Some light could be seen when the present is compared to what Dr. Williams, for example, said before this country’s independence. On April 22, 1960, at Woodford Square, he said: “Our enemies said we would never be free. They said we would not be fit for freedom. They said we could never govern ourselves. They said that we were a lazy, servile race, desirous only of sitting in the sun and eating yams and pumpkins, capable of aping the graces of our European masters.” He added: “They said we could never operate democratic institutions.”
In other words, with typical fervour, Williams argued that not only were we fit for political independence, but we were quite capable of divesting all the ugly aspects of a colonised group, in particular, shedding the colonial mentality by demonstrating, among other things, the capacity to “operate democratic institutions”. So one way of judging whether or not the colonial mentality still resides here, even in residual amounts, is to compare what we have today with what the founders of our political independence proposed.
Of course, since the early part of the last century, the anti-colonial literature flourished from India, Africa and across to the Caribbean. It was described as the irresistible “winds of change”. Colonialism became a very bad word. And as one developing country after another gained independence from Britain, political and economic elites strategically formed themselves into what several Caribbean and African researchers called “internal colonialism”. The local elites, it was argued, practised much of what the colonisers once did. Divide and rule, formenting petty rivalries and jealousies, all converged to make it appear as if the newly independent country was at war with itself. After independence, some things got quite bad in Africa. A few “freedom fighters” got assassinated. Efforts by Tanzania’s Julius Nyerere to shape a benevolent dictatorship within a representative one-party system lacked sustainability.

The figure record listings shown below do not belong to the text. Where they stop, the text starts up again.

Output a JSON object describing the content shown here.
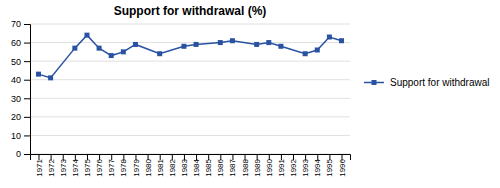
{
  "chart_data": {
    "type": "line",
    "title": "Support for withdrawal (%)",
    "x": [
      1971,
      1972,
      1974,
      1975,
      1976,
      1977,
      1978,
      1979,
      1981,
      1983,
      1984,
      1986,
      1987,
      1989,
      1990,
      1991,
      1993,
      1994,
      1995,
      1996
    ],
    "series": [
      {
        "name": "Support for withdrawal",
        "color": "#2952A3",
        "marker": "square",
        "values": [
          43,
          41,
          57,
          64,
          57,
          53,
          55,
          59,
          54,
          58,
          59,
          60,
          61,
          59,
          60,
          58,
          54,
          56,
          63,
          61
        ]
      }
    ],
    "xlim": [
      1970.3,
      1996.7
    ],
    "xticks": [
      1971,
      1972,
      1973,
      1974,
      1975,
      1976,
      1977,
      1978,
      1979,
      1980,
      1981,
      1982,
      1983,
      1984,
      1985,
      1986,
      1987,
      1988,
      1989,
      1990,
      1991,
      1992,
      1993,
      1994,
      1995,
      1996
    ],
    "ylim": [
      0,
      70
    ],
    "yticks": [
      0,
      10,
      20,
      30,
      40,
      50,
      60,
      70
    ],
    "grid": true,
    "legend": "right"
  }
}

The “colonial mentality”, it seemed, still survived, with pockets of locals as brokers and agents under the inherited multi-party Westminster system. Lloyd Best insightfully recognised the dominating influence here of the “validating elite”, an elite now curiously being validated even by a few of Lloyd’s former disciples, unwittingly pushing Lloyd’s message into oblivion. Again, I was intrigued when Lloyd described his methodology as coming from social psychiatry, going beyond simple psychiatry which asks clients to adapt, cope and adjust – leaving the debilitating structures largely intact. With social psychiatry, Lloyd implied that this post-colonial society possessed some pathological elements.
Reputable economists, from Nobel laureates Amartya Sen to Joseph Stiglitz, today argue that sustainable economic development cannot properly be achieved if the social, political and psychological conditions are not right. Hence the emergence of social capital, that is, the presence of trust and cooperation, as a necessary condition. Sen proposed that economic development is driven and prospers when a people’s basic freedoms are ensured, when human motivation goes beyond self-interest. All this suggests that wherever the colonial mentality exists, the social, economic and psychological development of the population would be distracted and deterred.